GPS Reflections Group Honored with Water Prize
The GPS Reflections Group of University of Colorado-Boulder has been awarded the prestigious Prince Sultan Bin Abdulaziz International Creativity Prize for Water. The prize is awarded biannually to acknowledge innovative work that contributes to the sustainable availability of water and the alleviation of the global problem of water scarcity.
The awards will be presented in a ceremony in Riyadh, Saudi Arabia, on December 16, concurrently with the 6th International Conference on Water Resources and Arid Environments (ICWRAE 6), December 16-18, 2014.

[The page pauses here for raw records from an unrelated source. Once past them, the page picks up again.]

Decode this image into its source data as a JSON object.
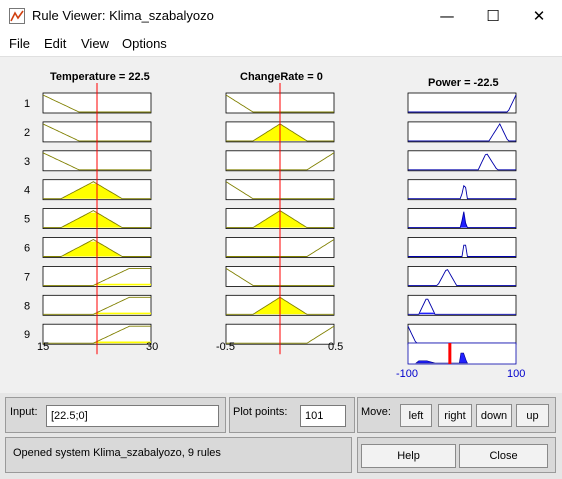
{
  "window": {
    "title": "Rule Viewer: Klima_szabalyozo",
    "minimize_glyph": "—",
    "maximize_glyph": "☐",
    "close_glyph": "✕"
  },
  "menu": [
    "File",
    "Edit",
    "View",
    "Options"
  ],
  "inputs": [
    {
      "name": "Temperature",
      "title": "Temperature = 22.5",
      "value": 22.5,
      "range": [
        15,
        30
      ],
      "min_label": "15",
      "max_label": "30"
    },
    {
      "name": "ChangeRate",
      "title": "ChangeRate = 0",
      "value": 0,
      "range": [
        -0.5,
        0.5
      ],
      "min_label": "-0.5",
      "max_label": "0.5"
    }
  ],
  "output": {
    "name": "Power",
    "title": "Power = -22.5",
    "value": -22.5,
    "range": [
      -100,
      100
    ],
    "min_label": "-100",
    "max_label": "100"
  },
  "rules": [
    {
      "label": "1",
      "temp": {
        "mf": "zmf",
        "p": [
          15,
          20
        ]
      },
      "rate": {
        "mf": "zmf",
        "p": [
          -0.5,
          -0.25
        ]
      },
      "power": {
        "mf": "smf",
        "p": [
          85,
          100
        ]
      }
    },
    {
      "label": "2",
      "temp": {
        "mf": "zmf",
        "p": [
          15,
          20
        ]
      },
      "rate": {
        "mf": "tri",
        "p": [
          -0.25,
          0,
          0.25
        ]
      },
      "power": {
        "mf": "tri",
        "p": [
          50,
          70,
          85
        ]
      }
    },
    {
      "label": "3",
      "temp": {
        "mf": "zmf",
        "p": [
          15,
          20
        ]
      },
      "rate": {
        "mf": "smf",
        "p": [
          0.25,
          0.5
        ]
      },
      "power": {
        "mf": "tri",
        "p": [
          30,
          45,
          65
        ]
      }
    },
    {
      "label": "4",
      "temp": {
        "mf": "tri",
        "p": [
          17.5,
          22,
          26
        ]
      },
      "rate": {
        "mf": "zmf",
        "p": [
          -0.5,
          -0.25
        ]
      },
      "power": {
        "mf": "tri",
        "p": [
          -2,
          5,
          10
        ]
      }
    },
    {
      "label": "5",
      "temp": {
        "mf": "tri",
        "p": [
          17.5,
          22,
          26
        ]
      },
      "rate": {
        "mf": "tri",
        "p": [
          -0.25,
          0,
          0.25
        ]
      },
      "power": {
        "mf": "tri",
        "p": [
          -2,
          3,
          8
        ]
      }
    },
    {
      "label": "6",
      "temp": {
        "mf": "tri",
        "p": [
          17.5,
          22,
          26
        ]
      },
      "rate": {
        "mf": "smf",
        "p": [
          0.25,
          0.5
        ]
      },
      "power": {
        "mf": "tri",
        "p": [
          0,
          5,
          10
        ]
      }
    },
    {
      "label": "7",
      "temp": {
        "mf": "smf",
        "p": [
          22,
          27
        ]
      },
      "rate": {
        "mf": "zmf",
        "p": [
          -0.5,
          -0.25
        ]
      },
      "power": {
        "mf": "tri",
        "p": [
          -45,
          -28,
          -10
        ]
      }
    },
    {
      "label": "8",
      "temp": {
        "mf": "smf",
        "p": [
          22,
          27
        ]
      },
      "rate": {
        "mf": "tri",
        "p": [
          -0.25,
          0,
          0.25
        ]
      },
      "power": {
        "mf": "tri",
        "p": [
          -80,
          -65,
          -50
        ]
      }
    },
    {
      "label": "9",
      "temp": {
        "mf": "smf",
        "p": [
          22,
          27
        ]
      },
      "rate": {
        "mf": "smf",
        "p": [
          0.25,
          0.5
        ]
      },
      "power": {
        "mf": "zmf",
        "p": [
          -100,
          -85
        ]
      }
    }
  ],
  "aggregate": {
    "mf": "pts",
    "xs": [
      -85,
      -80,
      -65,
      -50,
      -5,
      -2,
      3,
      8,
      10
    ],
    "ys": [
      0,
      0.12,
      0.12,
      0,
      0,
      0.55,
      0.55,
      0.12,
      0
    ]
  },
  "controls": {
    "input_label": "Input:",
    "input_value": "[22.5;0]",
    "plot_points_label": "Plot points:",
    "plot_points_value": "101",
    "move_label": "Move:",
    "move_buttons": [
      "left",
      "right",
      "down",
      "up"
    ],
    "status": "Opened system Klima_szabalyozo, 9 rules",
    "help_label": "Help",
    "close_label": "Close"
  },
  "colors": {
    "fill": "#ffff00",
    "agg_fill": "#2020ff",
    "cursor": "#ff0000",
    "curve": "#808000",
    "output_curve": "#0000aa"
  }
}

Professors Kristine Larson and Eric Small developed a new method to measure water at the Earth’s surface. The research team discovered that standard geodetic GPS instruments are sensitive to hydrological influences. They subsequently developed a cost-effective technique, GPS Interferometric Reflectometry (GPS-IR), to measure soil moisture, snow depth, and vegetation water content around GPS antennas. GPS-IR has the advantage of relying on an existing GPS infrastructure installed by surveyors and geoscientists that covers an increasingly large portion of the global surface.

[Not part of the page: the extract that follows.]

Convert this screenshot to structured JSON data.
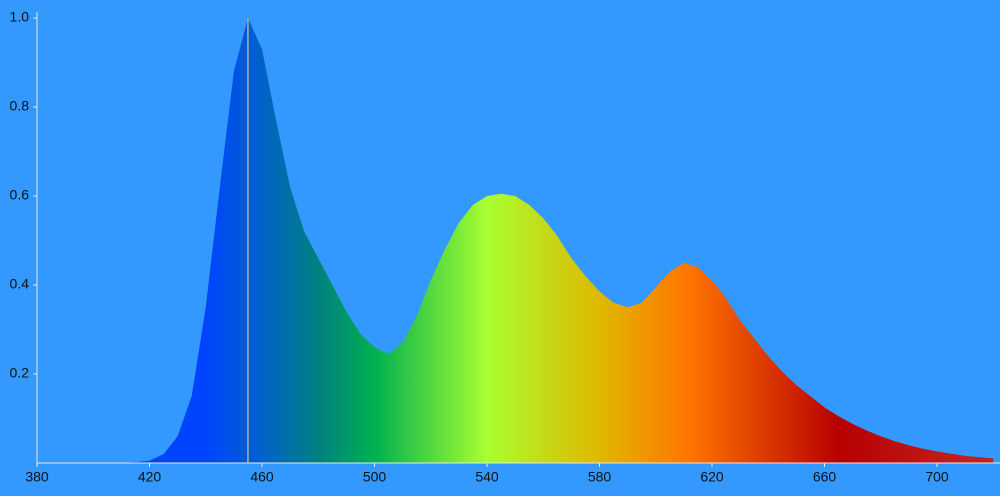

Larson has written for GPS World magazine (see Innovation: How Deep Is That White Stuff?), and her team’s sea-level work has been reported here before.
Larson and Small collaborated with scientists at the University Corporation for Atmospheric Research and the National Atmospheric and Oceanic Administration, also in Boulder.

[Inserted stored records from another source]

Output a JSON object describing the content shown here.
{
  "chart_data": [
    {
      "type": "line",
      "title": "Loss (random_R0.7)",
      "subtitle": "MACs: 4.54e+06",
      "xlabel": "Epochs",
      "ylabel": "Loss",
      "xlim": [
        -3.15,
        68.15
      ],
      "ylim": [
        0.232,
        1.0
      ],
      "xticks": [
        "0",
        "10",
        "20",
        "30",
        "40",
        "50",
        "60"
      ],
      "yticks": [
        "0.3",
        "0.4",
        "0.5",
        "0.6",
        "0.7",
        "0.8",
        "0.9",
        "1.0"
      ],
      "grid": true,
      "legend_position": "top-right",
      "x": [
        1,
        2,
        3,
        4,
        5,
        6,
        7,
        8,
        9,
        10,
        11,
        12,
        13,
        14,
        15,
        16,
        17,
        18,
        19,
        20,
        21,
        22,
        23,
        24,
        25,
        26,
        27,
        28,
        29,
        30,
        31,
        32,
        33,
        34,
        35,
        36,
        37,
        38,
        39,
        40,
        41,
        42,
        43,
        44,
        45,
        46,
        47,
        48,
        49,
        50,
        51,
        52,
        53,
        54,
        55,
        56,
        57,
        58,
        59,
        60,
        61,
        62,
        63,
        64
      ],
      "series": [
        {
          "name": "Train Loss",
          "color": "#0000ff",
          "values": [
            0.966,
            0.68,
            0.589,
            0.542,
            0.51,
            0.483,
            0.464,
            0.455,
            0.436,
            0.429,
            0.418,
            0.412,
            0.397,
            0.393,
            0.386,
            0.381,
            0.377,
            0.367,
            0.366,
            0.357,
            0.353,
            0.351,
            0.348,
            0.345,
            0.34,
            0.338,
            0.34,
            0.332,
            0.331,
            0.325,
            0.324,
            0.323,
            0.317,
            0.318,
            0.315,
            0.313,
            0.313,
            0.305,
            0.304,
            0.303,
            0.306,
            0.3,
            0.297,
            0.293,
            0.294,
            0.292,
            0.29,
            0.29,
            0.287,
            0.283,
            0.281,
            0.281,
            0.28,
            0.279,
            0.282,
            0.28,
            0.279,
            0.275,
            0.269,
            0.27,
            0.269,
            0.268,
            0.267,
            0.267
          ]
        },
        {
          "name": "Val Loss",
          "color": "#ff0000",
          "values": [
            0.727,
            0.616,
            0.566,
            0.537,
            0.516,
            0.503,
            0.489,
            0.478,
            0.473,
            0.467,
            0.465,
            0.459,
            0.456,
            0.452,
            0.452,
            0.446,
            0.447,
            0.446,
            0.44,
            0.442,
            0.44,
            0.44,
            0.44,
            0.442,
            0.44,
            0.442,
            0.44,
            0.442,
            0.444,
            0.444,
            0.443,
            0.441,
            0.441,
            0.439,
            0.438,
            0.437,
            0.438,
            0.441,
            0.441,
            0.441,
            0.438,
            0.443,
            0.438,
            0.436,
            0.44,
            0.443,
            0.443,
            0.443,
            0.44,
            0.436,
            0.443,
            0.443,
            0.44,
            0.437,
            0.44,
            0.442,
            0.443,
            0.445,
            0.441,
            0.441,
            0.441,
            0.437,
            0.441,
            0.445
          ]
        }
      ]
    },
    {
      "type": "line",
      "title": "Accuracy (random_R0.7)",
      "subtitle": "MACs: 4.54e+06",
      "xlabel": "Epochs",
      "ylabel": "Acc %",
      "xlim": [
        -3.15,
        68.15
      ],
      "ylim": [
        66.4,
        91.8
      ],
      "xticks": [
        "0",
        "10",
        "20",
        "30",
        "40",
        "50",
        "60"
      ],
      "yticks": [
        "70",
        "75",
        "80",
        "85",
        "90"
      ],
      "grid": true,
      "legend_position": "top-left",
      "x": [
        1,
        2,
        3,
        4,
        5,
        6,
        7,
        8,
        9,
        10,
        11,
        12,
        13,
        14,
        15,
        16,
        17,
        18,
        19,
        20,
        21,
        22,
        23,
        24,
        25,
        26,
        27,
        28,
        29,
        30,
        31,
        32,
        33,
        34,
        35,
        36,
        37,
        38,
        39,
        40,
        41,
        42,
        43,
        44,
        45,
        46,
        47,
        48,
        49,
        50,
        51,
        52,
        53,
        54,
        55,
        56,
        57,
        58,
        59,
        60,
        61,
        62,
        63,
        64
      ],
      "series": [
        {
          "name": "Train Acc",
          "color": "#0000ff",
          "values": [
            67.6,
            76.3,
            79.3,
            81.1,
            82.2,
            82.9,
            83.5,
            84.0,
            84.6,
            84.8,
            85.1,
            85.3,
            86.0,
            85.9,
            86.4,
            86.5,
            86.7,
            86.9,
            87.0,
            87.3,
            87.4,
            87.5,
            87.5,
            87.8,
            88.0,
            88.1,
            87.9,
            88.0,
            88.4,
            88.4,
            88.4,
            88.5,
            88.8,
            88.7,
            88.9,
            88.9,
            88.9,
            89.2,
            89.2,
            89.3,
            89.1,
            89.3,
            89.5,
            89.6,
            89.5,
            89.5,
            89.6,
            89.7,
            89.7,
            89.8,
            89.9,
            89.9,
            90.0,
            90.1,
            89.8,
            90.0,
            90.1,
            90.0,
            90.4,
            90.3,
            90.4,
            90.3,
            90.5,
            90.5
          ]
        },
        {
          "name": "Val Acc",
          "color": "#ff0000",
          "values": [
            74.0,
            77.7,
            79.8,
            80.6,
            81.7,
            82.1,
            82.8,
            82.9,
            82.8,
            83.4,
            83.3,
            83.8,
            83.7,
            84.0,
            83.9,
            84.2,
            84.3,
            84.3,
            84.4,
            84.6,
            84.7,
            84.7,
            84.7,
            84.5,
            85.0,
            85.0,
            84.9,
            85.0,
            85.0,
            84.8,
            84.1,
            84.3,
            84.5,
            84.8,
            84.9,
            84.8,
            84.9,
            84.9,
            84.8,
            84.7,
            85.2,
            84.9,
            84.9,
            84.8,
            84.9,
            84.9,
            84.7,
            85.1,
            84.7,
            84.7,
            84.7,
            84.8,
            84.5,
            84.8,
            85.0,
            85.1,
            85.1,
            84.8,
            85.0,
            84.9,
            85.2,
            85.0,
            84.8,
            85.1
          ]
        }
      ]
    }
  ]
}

The team uses the GPS-IR technique to analyze data streams from existing GPS networks in near real-time. Data from hundreds of operational GPS sites are downloaded and processed, yielding estimates of hydrologic variables within 24 hours.
Scientists and government agencies can access this information at the team’s web portal and use the data to improve monitoring and forecasting of hydrologic variables.